Jonah, 14, is among a group of seventh-graders at Ellis School who have spent two months participating in a project organized by the school's unified arts team called CSI: Ellis.
Seven members of the State Police Major Crime Unit and Sgt. Scott Gilbert of the Cold Case Unit spent the day at the school Thursday teaching students how to use a light to detect footprints and then lift them off the floor; take impressions of tire tracks; use lights to locate bodily fluids; and take fingerprints on broken glass to find a "burglar" who broke into the school.
The unique project incorporated math, reading, and science.
"We thought this would be a great topic because we could incorporate all the pieces plus really do a push on science because that's really what we're working on curriculum-wise,"?said Diane Jackson, the school's physical education teacher who was instrumental in organizing the project and lining up State Police to make the lesson more realistic. "This way unified arts can support the science curriculum with a lot of hands-on stuff."
In the computer lab, the students have learned about forensic science. They have solved crimes using chemistry and have put their math skills to work to determine the rate of speed and other factors while reconstructing a fatal car accident online.
Students have also learned about fingerprinting, taking a polygraph, and solving cold cases with occasional visits from State Police investigators in recent weeks.
Jackson, whose husband recently retired from the State Police, said the project, which wraps up next week, was a good way to expose students to careers in crime scene investigation.
"You can go from being a lab technician and go all the way up to a chemist with a Ph.D," she said.
Gilbert said he was surprised to see the level of interest among the students.
"We're trying to give them some career possibilities to think about.

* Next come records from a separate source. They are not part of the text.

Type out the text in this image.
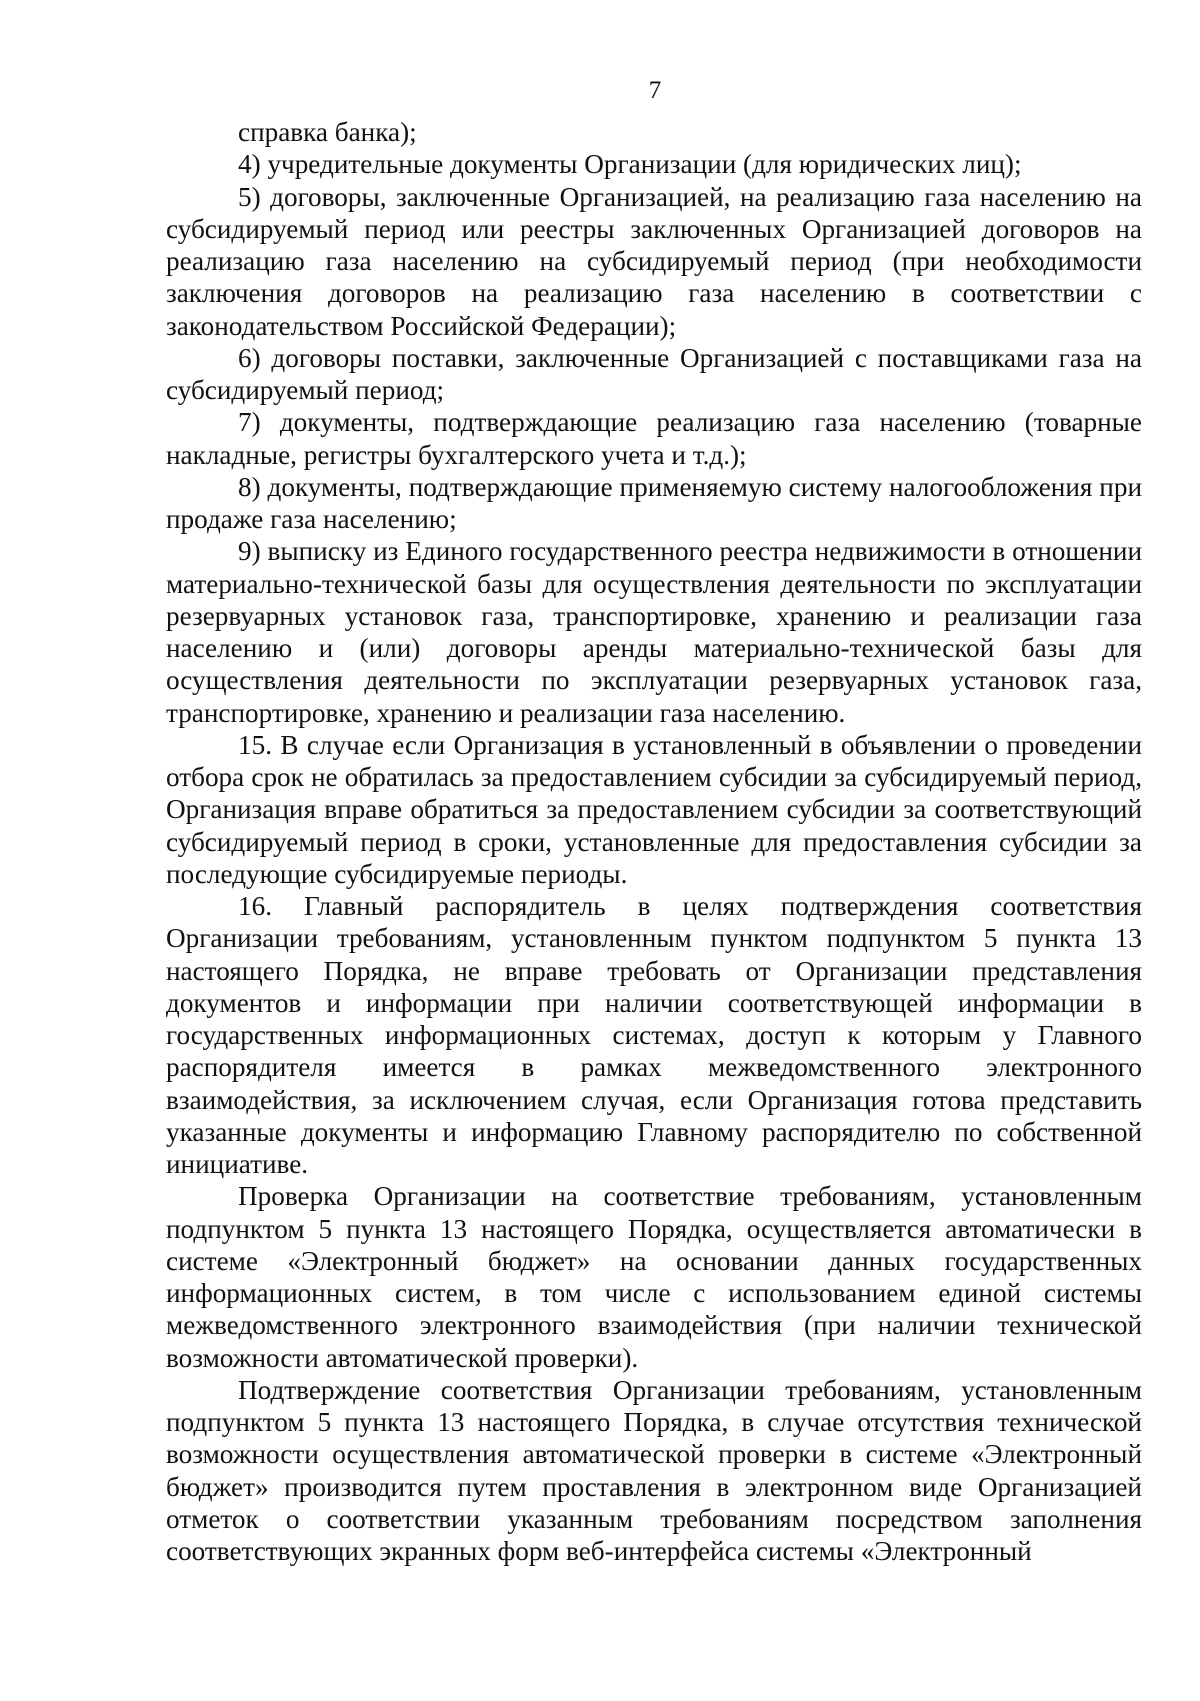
7

справка банка);

4) учредительные документы Организации (для юридических лиц);

5) договоры, заключенные Организацией, на реализацию газа населению на субсидируемый период или реестры заключенных Организацией договоров на реализацию газа населению на субсидируемый период (при необходимости заключения договоров на реализацию газа населению в соответствии с законодательством Российской Федерации);

6) договоры поставки, заключенные Организацией с поставщиками газа на субсидируемый период;

7) документы, подтверждающие реализацию газа населению (товарные накладные, регистры бухгалтерского учета и т.д.);

8) документы, подтверждающие применяемую систему налогообложения при продаже газа населению;

9) выписку из Единого государственного реестра недвижимости в отношении материально-технической базы для осуществления деятельности по эксплуатации резервуарных установок газа, транспортировке, хранению и реализации газа населению и (или) договоры аренды материально-технической базы для осуществления деятельности по эксплуатации резервуарных установок газа, транспортировке, хранению и реализации газа населению.

15. В случае если Организация в установленный в объявлении о проведении отбора срок не обратилась за предоставлением субсидии за субсидируемый период, Организация вправе обратиться за предоставлением субсидии за соответствующий субсидируемый период в сроки, установленные для предоставления субсидии за последующие субсидируемые периоды.

16. Главный распорядитель в целях подтверждения соответствия Организации требованиям, установленным пунктом подпунктом 5 пункта 13 настоящего Порядка, не вправе требовать от Организации представления документов и информации при наличии соответствующей информации в государственных информационных системах, доступ к которым у Главного распорядителя имеется в рамках межведомственного электронного взаимодействия, за исключением случая, если Организация готова представить указанные документы и информацию Главному распорядителю по собственной инициативе.

Проверка Организации на соответствие требованиям, установленным подпунктом 5 пункта 13 настоящего Порядка, осуществляется автоматически в системе «Электронный бюджет» на основании данных государственных информационных систем, в том числе с использованием единой системы межведомственного электронного взаимодействия (при наличии технической возможности автоматической проверки).

Подтверждение соответствия Организации требованиям, установленным подпунктом 5 пункта 13 настоящего Порядка, в случае отсутствия технической возможности осуществления автоматической проверки в системе «Электронный бюджет» производится путем проставления в электронном виде Организацией отметок о соответствии указанным требованиям посредством заполнения соответствующих экранных форм веб-интерфейса системы «Электронный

They see a lot of it on TV, on 'CSI' and things like that, and now they can see how it's similar in some regards and much different," he said.
Detective Sgt. John Sonia of the Major Crime Unit said he's seen more high schools offering forensic science courses, but not at the middle school level.

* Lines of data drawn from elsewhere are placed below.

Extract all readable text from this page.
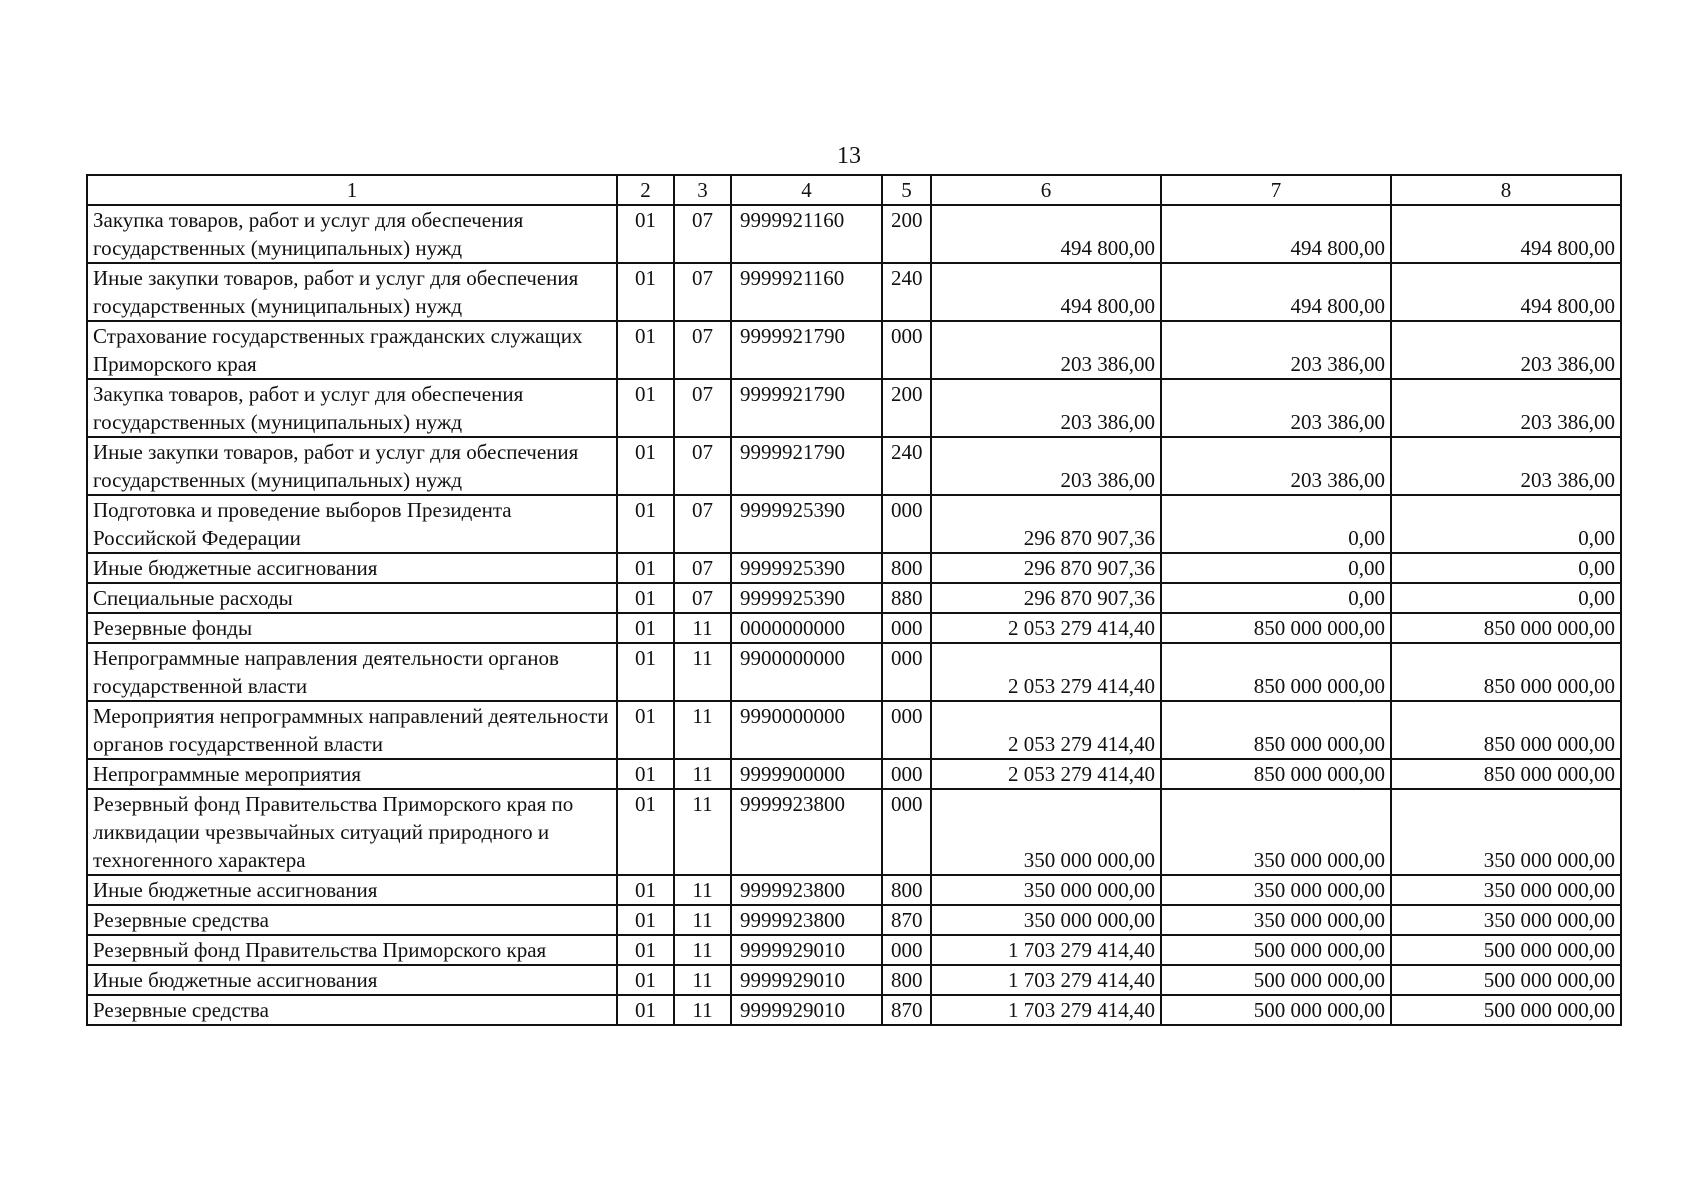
13
1	2	3	4	5	6	7	8
Закупка товаров, работ и услуг для обеспечения государственных (муниципальных) нужд	01	07	9999921160	200	494 800,00	494 800,00	494 800,00
Иные закупки товаров, работ и услуг для обеспечения государственных (муниципальных) нужд	01	07	9999921160	240	494 800,00	494 800,00	494 800,00
Страхование государственных гражданских служащих Приморского края	01	07	9999921790	000	203 386,00	203 386,00	203 386,00
Закупка товаров, работ и услуг для обеспечения государственных (муниципальных) нужд	01	07	9999921790	200	203 386,00	203 386,00	203 386,00
Иные закупки товаров, работ и услуг для обеспечения государственных (муниципальных) нужд	01	07	9999921790	240	203 386,00	203 386,00	203 386,00
Подготовка и проведение выборов Президента Российской Федерации	01	07	9999925390	000	296 870 907,36	0,00	0,00
Иные бюджетные ассигнования	01	07	9999925390	800	296 870 907,36	0,00	0,00
Специальные расходы	01	07	9999925390	880	296 870 907,36	0,00	0,00
Резервные фонды	01	11	0000000000	000	2 053 279 414,40	850 000 000,00	850 000 000,00
Непрограммные направления деятельности органов государственной власти	01	11	9900000000	000	2 053 279 414,40	850 000 000,00	850 000 000,00
Мероприятия непрограммных направлений деятельности органов государственной власти	01	11	9990000000	000	2 053 279 414,40	850 000 000,00	850 000 000,00
Непрограммные мероприятия	01	11	9999900000	000	2 053 279 414,40	850 000 000,00	850 000 000,00
Резервный фонд Правительства Приморского края по ликвидации чрезвычайных ситуаций природного и техногенного характера	01	11	9999923800	000	350 000 000,00	350 000 000,00	350 000 000,00
Иные бюджетные ассигнования	01	11	9999923800	800	350 000 000,00	350 000 000,00	350 000 000,00
Резервные средства	01	11	9999923800	870	350 000 000,00	350 000 000,00	350 000 000,00
Резервный фонд Правительства Приморского края	01	11	9999929010	000	1 703 279 414,40	500 000 000,00	500 000 000,00
Иные бюджетные ассигнования	01	11	9999929010	800	1 703 279 414,40	500 000 000,00	500 000 000,00
Резервные средства	01	11	9999929010	870	1 703 279 414,40	500 000 000,00	500 000 000,00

The Ellis School project is unique, he said, because it's reaching younger students.
Brendan Howard, 13, said he liked reconstructing the car crash.
Reese Bassett, 13, enjoyed the accident reconstruction as well, but also liked learning about fingerprinting and DNA analysis.
"They made it really easy for everyone to understand," said Reese, who is the son of retired Fremont Deputy Police Chief Reese Bassett.
Abe Martin, 12, said he never thought about a career in law enforcement before.
"Now that we've done the unit I kind of like it," he said.